I'm trying to understand this paper.
I'm having trouble with a least squares problem.
In the paper, equation (4) is
$ E^2 = \sum_{r\in R}{\sum_{c \in C}{[ \alpha r + \beta c + \gamma - I(r,c)]^2 }} $
This represents a least squares fit of a line to some data (in this case, an image I).
$\alpha$ and $\beta$ represent the co-efficients of the line, and $\gamma$ represents Gaussian noise.
The aim is to choose $\alpha$ and $\beta$ so as to minimize the error E.
The paper lists the solutions as
$\alpha = \frac{\sum_{r,c}{rI(r,c)}}{\sum_{r,c}{r^2}}$
and
$\beta = \frac{\sum_{r,c}{cI(r,c)}}{\sum_{r,c}{c^2}}$
I think I have missed something in the derivation.
I have tried differentiating and setting the result to zero, ie:
$\frac{\partial E}{\partial \alpha} = 0$ and $\frac{\partial E}{\partial \beta} = 0$
but I get
$\alpha = \frac{\sum_{r,c}{[rI(r,c) - \beta rc - \gamma r]}}{\sum_{r,c}{r^2}}$
and
$\beta = \frac{\sum_{r,c}{[cI(r,c) - \alpha rc - \gamma c]}}{\sum_{r,c}{c^2}}$
As for the variances and covariance listed in (7), (8) and (9) I haven't the foggiest clue where they came from.

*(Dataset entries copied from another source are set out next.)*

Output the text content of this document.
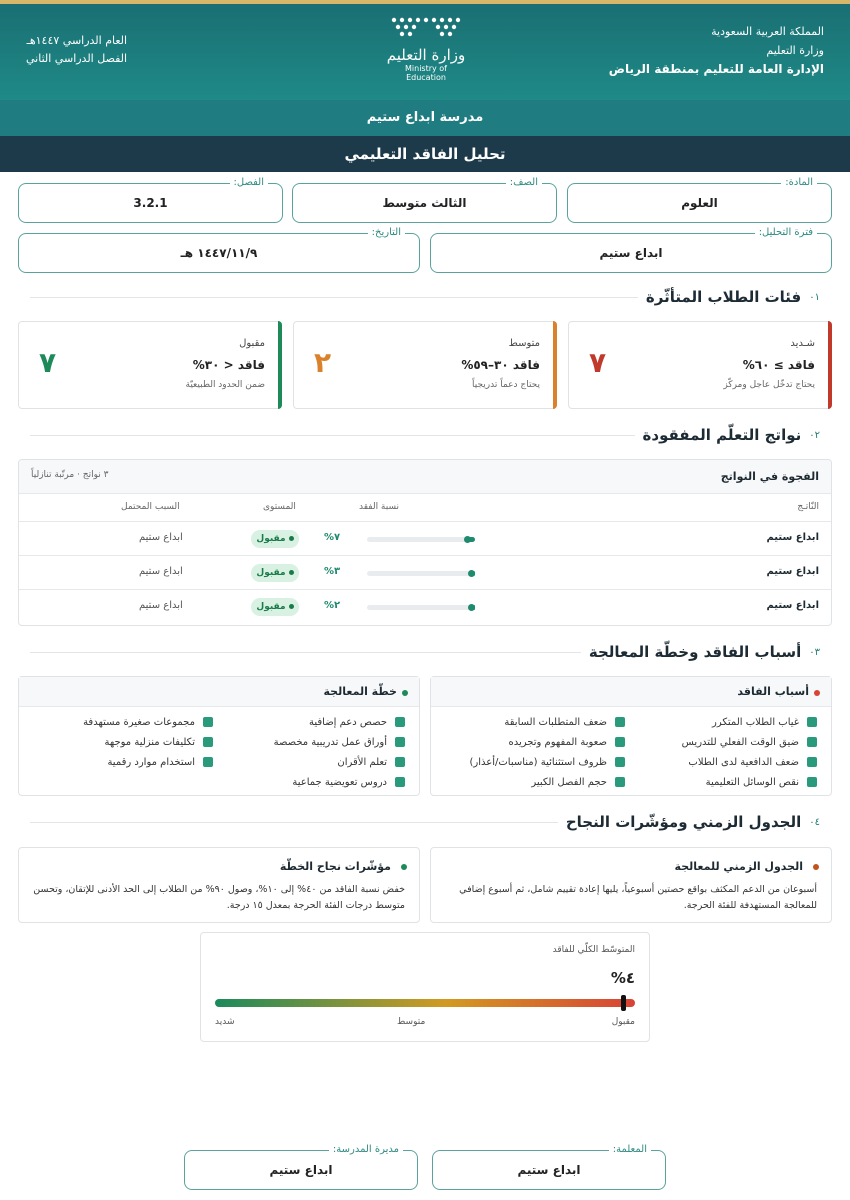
المملكة العربية السعودية
وزارة التعليم
الإدارة العامة للتعليم بمنطقة الرياض
وزارة التعليم
Ministry of Education
العام الدراسي ١٤٤٧هـ
الفصل الدراسي الثاني
مدرسة ابداع ستيم
تحليل الفاقد التعليمي
المادة:
العلوم
الصف:
الثالث متوسط
الفصل:
3.2.1
فترة التحليل:
ابداع ستيم
التاريخ:
١٤٤٧/١١/٩ هـ
٠١
فئات الطلاب المتأثّرة
شـديد
فاقد ≥ ٦٠%
يحتاج تدخّل عاجل ومركّز
٧
متوسط
فاقد ٣٠–٥٩%
يحتاج دعماً تدريجياً
٢
مقبول
فاقد < ٣٠%
ضمن الحدود الطبيعيّة
٧
٠٢
نواتج التعلّم المفقودة
الفجوة في النواتج
٣ نواتج · مرتّبة تنازلياً
النّاتـج
نسبة الفقد
المستوى
السبب المحتمل
ابداع ستيم
٧%
مقبول
ابداع ستيم
ابداع ستيم
٣%
مقبول
ابداع ستيم
ابداع ستيم
٢%
مقبول
ابداع ستيم
٠٣
أسباب الفاقد وخطّة المعالجة
أسباب الفاقد
غياب الطلاب المتكرر
ضيق الوقت الفعلي للتدريس
ضعف الدافعية لدى الطلاب
نقص الوسائل التعليمية
ضعف المتطلبات السابقة
صعوبة المفهوم وتجريده
ظروف استثنائية (مناسبات/أعذار)
حجم الفصل الكبير
خطّة المعالجة
حصص دعم إضافية
أوراق عمل تدريبية مخصصة
تعلم الأقران
دروس تعويضية جماعية
مجموعات صغيرة مستهدفة
تكليفات منزلية موجهة
استخدام موارد رقمية
٠٤
الجدول الزمني ومؤشّرات النجاح
الجدول الزمني للمعالجة

أسبوعان من الدعم المكثف بواقع حصتين أسبوعياً، يليها إعادة تقييم شامل، ثم أسبوع إضافي للمعالجة المستهدفة للفئة الحرجة.

مؤشّرات نجاح الخطّة

خفض نسبة الفاقد من ٤٠% إلى ١٠%، وصول ٩٠% من الطلاب إلى الحد الأدنى للإتقان، وتحسن متوسط درجات الفئة الحرجة بمعدل ١٥ درجة.

المتوسّط الكلّي للفاقد
٤%
مقبول
متوسط
شديد
المعلمة:
ابداع ستيم
مديرة المدرسة:
ابداع ستيم
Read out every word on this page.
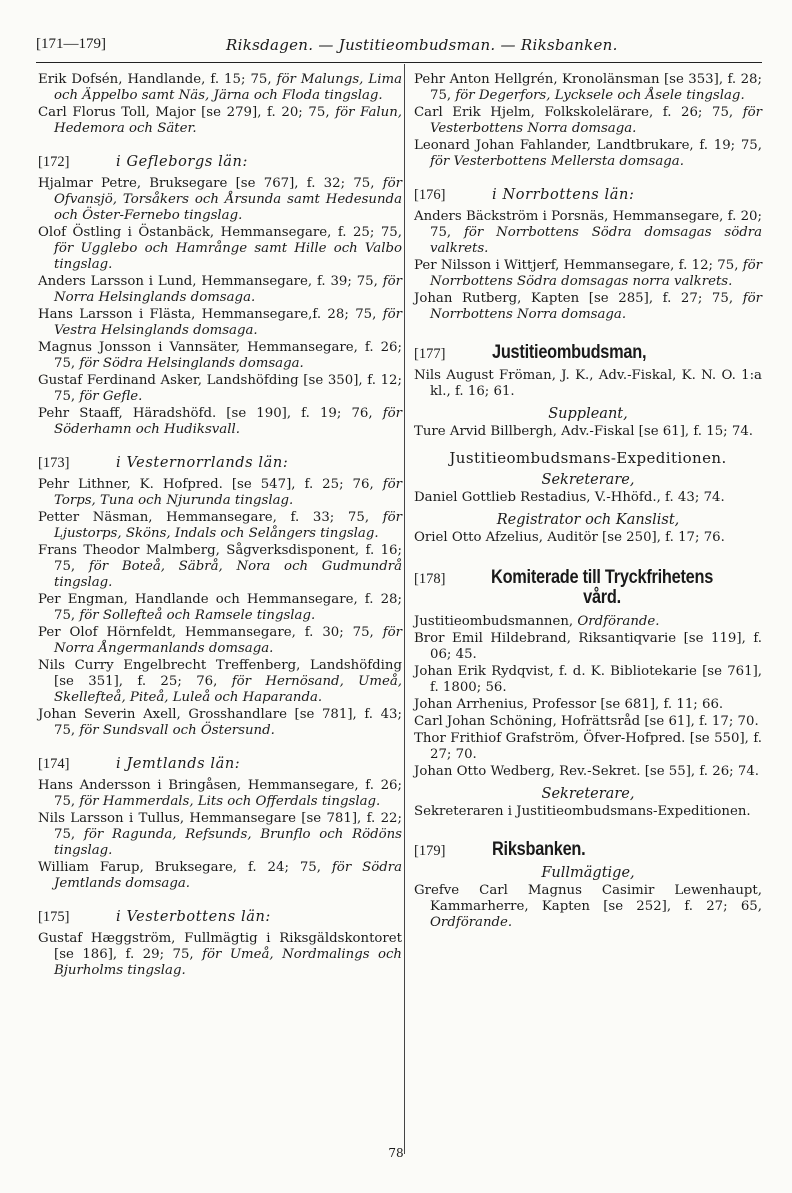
[171—179]	Riksdagen. — Justitieombudsman. — Riksbanken.
Erik Dofsén, Handlande, f. 15; 75, för Malungs, Lima och Äppelbo samt Näs, Järna och Floda tingslag.
Carl Florus Toll, Major [se 279], f. 20; 75, för Falun, Hedemora och Säter.
[172]	i Gefleborgs län:
Hjalmar Petre, Bruksegare [se 767], f. 32; 75, för Ofvansjö, Torsåkers och Årsunda samt Hedesunda och Öster-Fernebo tingslag.
Olof Östling i Östanbäck, Hemmansegare, f. 25; 75, för Ugglebo och Hamrånge samt Hille och Valbo tingslag.
Anders Larsson i Lund, Hemmansegare, f. 39; 75, för Norra Helsinglands domsaga.
Hans Larsson i Flästa, Hemmansegare,f. 28; 75, för Vestra Helsinglands domsaga.
Magnus Jonsson i Vannsäter, Hemmansegare, f. 26; 75, för Södra Helsinglands domsaga.
Gustaf Ferdinand Asker, Landshöfding [se 350], f. 12; 75, för Gefle.
Pehr Staaff, Häradshöfd. [se 190], f. 19; 76, för Söderhamn och Hudiksvall.
[173]	i Vesternorrlands län:
Pehr Lithner, K. Hofpred. [se 547], f. 25; 76, för Torps, Tuna och Njurunda tingslag.
Petter Näsman, Hemmansegare, f. 33; 75, för Ljustorps, Sköns, Indals och Selångers tingslag.
Frans Theodor Malmberg, Sågverksdisponent, f. 16; 75, för Boteå, Säbrå, Nora och Gudmundrå tingslag.
Per Engman, Handlande och Hemmansegare, f. 28; 75, för Sollefteå och Ramsele tingslag.
Per Olof Hörnfeldt, Hemmansegare, f. 30; 75, för Norra Ångermanlands domsaga.
Nils Curry Engelbrecht Treffenberg, Landshöfding [se 351], f. 25; 76, för Hernösand, Umeå, Skellefteå, Piteå, Luleå och Haparanda.
Johan Severin Axell, Grosshandlare [se 781], f. 43; 75, för Sundsvall och Östersund.
[174]	i Jemtlands län:
Hans Andersson i Bringåsen, Hemmansegare, f. 26; 75, för Hammerdals, Lits och Offerdals tingslag.
Nils Larsson i Tullus, Hemmansegare [se 781], f. 22; 75, för Ragunda, Refsunds, Brunflo och Rödöns tingslag.
William Farup, Bruksegare, f. 24; 75, för Södra Jemtlands domsaga.
[175]	i Vesterbottens län:
Gustaf Hæggström, Fullmägtig i Riksgäldskontoret [se 186], f. 29; 75, för Umeå, Nordmalings och Bjurholms tingslag.
Pehr Anton Hellgrén, Kronolänsman [se 353], f. 28; 75, för Degerfors, Lycksele och Åsele tingslag.
Carl Erik Hjelm, Folkskolelärare, f. 26; 75, för Vesterbottens Norra domsaga.
Leonard Johan Fahlander, Landtbrukare, f. 19; 75, för Vesterbottens Mellersta domsaga.
[176]	i Norrbottens län:
Anders Bäckström i Porsnäs, Hemmansegare, f. 20; 75, för Norrbottens Södra domsagas södra valkrets.
Per Nilsson i Wittjerf, Hemmansegare, f. 12; 75, för Norrbottens Södra domsagas norra valkrets.
Johan Rutberg, Kapten [se 285], f. 27; 75, för Norrbottens Norra domsaga.
[177]	Justitieombudsman,
Nils August Fröman, J. K., Adv.-Fiskal, K. N. O. 1:a kl., f. 16; 61.
Suppleant,
Ture Arvid Billbergh, Adv.-Fiskal [se 61], f. 15; 74.
Justitieombudsmans-Expeditionen.
Sekreterare,
Daniel Gottlieb Restadius, V.-Hhöfd., f. 43; 74.
Registrator och Kanslist,
Oriel Otto Afzelius, Auditör [se 250], f. 17; 76.
[178]	Komiterade till Tryckfrihetens vård.
Justitieombudsmannen, Ordförande.
Bror Emil Hildebrand, Riksantiqvarie [se 119], f. 06; 45.
Johan Erik Rydqvist, f. d. K. Bibliotekarie [se 761], f. 1800; 56.
Johan Arrhenius, Professor [se 681], f. 11; 66.
Carl Johan Schöning, Hofrättsråd [se 61], f. 17; 70.
Thor Frithiof Grafström, Öfver-Hofpred. [se 550], f. 27; 70.
Johan Otto Wedberg, Rev.-Sekret. [se 55], f. 26; 74.
Sekreterare,
Sekreteraren i Justitieombudsmans-Expeditionen.
[179]	Riksbanken.
Fullmägtige,
Grefve Carl Magnus Casimir Lewenhaupt, Kammarherre, Kapten [se 252], f. 27; 65, Ordförande.
78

Any help in understanding these would be much appreciated.
I found this paper by the same author where more explanation is given.

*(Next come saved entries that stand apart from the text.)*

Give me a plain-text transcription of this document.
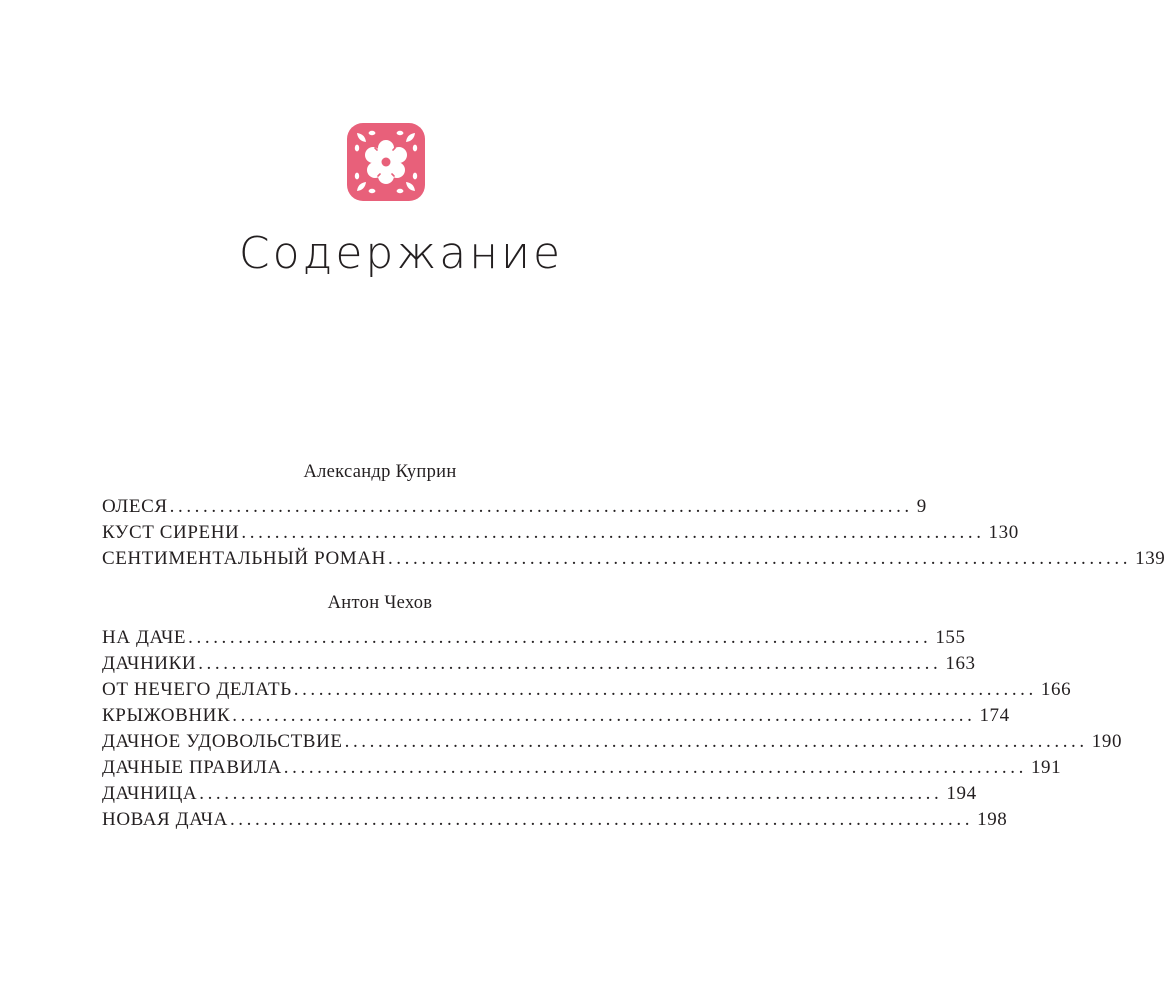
Содержание
Александр Куприн
ОЛЕСЯ ......................................................................................... 9
КУСТ СИРЕНИ ......................................................................................... 130
СЕНТИМЕНТАЛЬНЫЙ РОМАН ......................................................................................... 139
Антон Чехов
НА ДАЧЕ ......................................................................................... 155
ДАЧНИКИ ......................................................................................... 163
ОТ НЕЧЕГО ДЕЛАТЬ ......................................................................................... 166
КРЫЖОВНИК ......................................................................................... 174
ДАЧНОЕ УДОВОЛЬСТВИЕ ......................................................................................... 190
ДАЧНЫЕ ПРАВИЛА ......................................................................................... 191
ДАЧНИЦА ......................................................................................... 194
НОВАЯ ДАЧА ......................................................................................... 198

The trick was that the author chose a convenient coordinate system where adding up the co-ordinate values sums to zero. (ie: like -3 + -2 + -1 + 0 + 1 + 2 + 3 = 0)
so
$ \sum_{r \in R}{r} = \sum_{c \in C}{c} = 0 $
The same can be done for the $\sum_{r, c}{rc}$ term as this is also zero now.
So that is what happens to those extra terms in my solution, they become zero.